One senior Network Rail engineer told MailOnline, on condition of anonymity, that the signalling system should have automatically stopped the second train and set all signals to red. They claimed only a “major flaw” could have caused the crash.

But Martin Frobisher, the group safety and engineering director, technical authority at Network Rail, told BBC Radio 4’s Today programme that it’s “far too early to speculate” what caused the incident, adding that there was “a lot of contradictory information” in the early stages of an investigation.
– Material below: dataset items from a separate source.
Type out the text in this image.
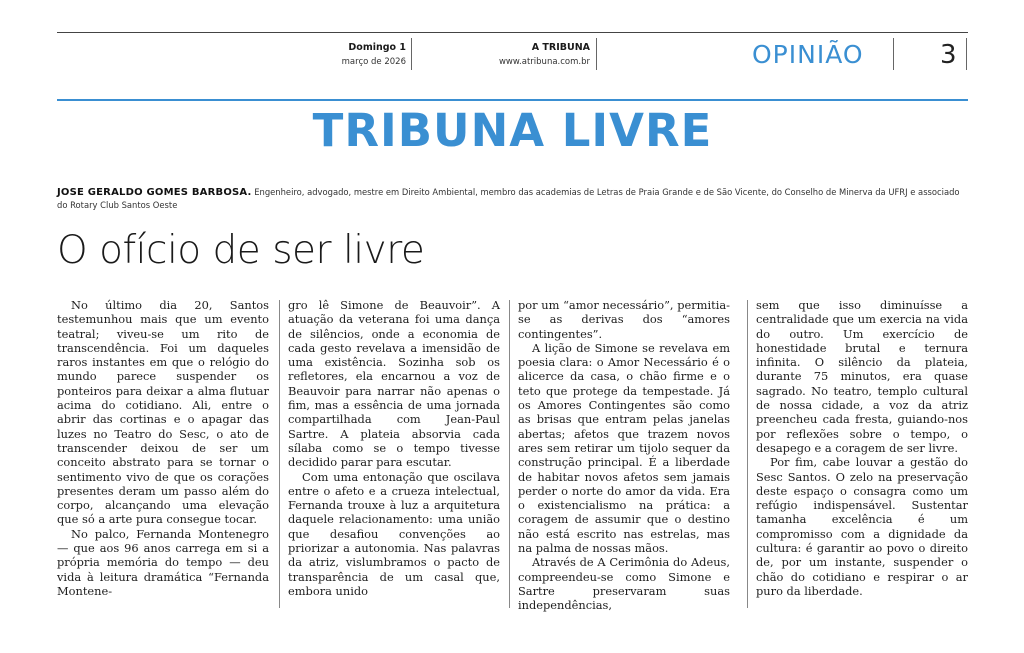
Domingo 1
março de 2026
A TRIBUNA
www.atribuna.com.br	OPINIÃO	3
TRIBUNA LIVRE
JOSE GERALDO GOMES BARBOSA. Engenheiro, advogado, mestre em Direito Ambiental, membro das academias de Letras de Praia Grande e de São Vicente, do Conselho de Minerva da UFRJ e associado do Rotary Club Santos Oeste
O ofício de ser livre

No último dia 20, Santos testemunhou mais que um evento teatral; viveu-se um rito de transcendência. Foi um daqueles raros instantes em que o relógio do mundo parece suspender os ponteiros para deixar a alma flutuar acima do cotidiano. Ali, entre o abrir das cortinas e o apagar das luzes no Teatro do Sesc, o ato de transcender deixou de ser um conceito abstrato para se tornar o sentimento vivo de que os corações presentes deram um passo além do corpo, alcançando uma elevação que só a arte pura consegue tocar.

No palco, Fernanda Montenegro — que aos 96 anos carrega em si a própria memória do tempo — deu vida à leitura dramática “Fernanda Montene-

gro lê Simone de Beauvoir”. A atuação da veterana foi uma dança de silêncios, onde a economia de cada gesto revelava a imensidão de uma existência. Sozinha sob os refletores, ela encarnou a voz de Beauvoir para narrar não apenas o fim, mas a essência de uma jornada compartilhada com Jean-Paul Sartre. A plateia absorvia cada sílaba como se o tempo tivesse decidido parar para escutar.

Com uma entonação que oscilava entre o afeto e a crueza intelectual, Fernanda trouxe à luz a arquitetura daquele relacionamento: uma união que desafiou convenções ao priorizar a autonomia. Nas palavras da atriz, vislumbramos o pacto de transparência de um casal que, embora unido

por um “amor necessário”, permitia-se as derivas dos “amores contingentes”.

A lição de Simone se revelava em poesia clara: o Amor Necessário é o alicerce da casa, o chão firme e o teto que protege da tempestade. Já os Amores Contingentes são como as brisas que entram pelas janelas abertas; afetos que trazem novos ares sem retirar um tijolo sequer da construção principal. É a liberdade de habitar novos afetos sem jamais perder o norte do amor da vida. Era o existencialismo na prática: a coragem de assumir que o destino não está escrito nas estrelas, mas na palma de nossas mãos.

Através de A Cerimônia do Adeus, compreendeu-se como Simone e Sartre preservaram suas independências,

sem que isso diminuísse a centralidade que um exercia na vida do outro. Um exercício de honestidade brutal e ternura infinita. O silêncio da plateia, durante 75 minutos, era quase sagrado. No teatro, templo cultural de nossa cidade, a voz da atriz preencheu cada fresta, guiando-nos por reflexões sobre o tempo, o desapego e a coragem de ser livre.

Por fim, cabe louvar a gestão do Sesc Santos. O zelo na preservação deste espaço o consagra como um refúgio indispensável. Sustentar tamanha excelência é um compromisso com a dignidade da cultura: é garantir ao povo o direito de, por um instante, suspender o chão do cotidiano e respirar o ar puro da liberdade.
“We’re obviously starting now a very detailed and forensic investigation into what happened,” he said. “The Rail Accident Investigation Branch are on site and they’re incredibly thorough in the work that they do.”

Frobisher added that “these events are very rare, because we follow it up very, very carefully, and make sure that we do everything possible to prevent it for the future”.

Transport Secretary Grant Shapps also tweeted: “We need to understand how this happened to prevent in the future.”

Rare events

Martin Frobisher, Network Rail’s safety and engineering director, said on Tuesday that low adhesion was an issue that “affects railways across the world” and was something railway bodies and train operators “work hard to combat”.

Adding that incidents like the Salisbury crash are “incredibly rare”, he said: “We will continue to work closely with investigators to understand what happened and what more we can do to help prevent this happening again.”

Train crashes are unusualin Britain, said The Times, but there have been a number of fatal accidents over the past decade.

In August 2020, three people died and six other people were injured when an Aberdeen to Glasgow service crashed into a landslide caused by torrential rain.

In April 2016, 42 passengers and six staff were injured after a train hit a stationary train at Plymouth Station. The Rail Accident Investigation Branch said in that incident the driver “lacked the experience to quickly recognise the identity of the platform occupied”.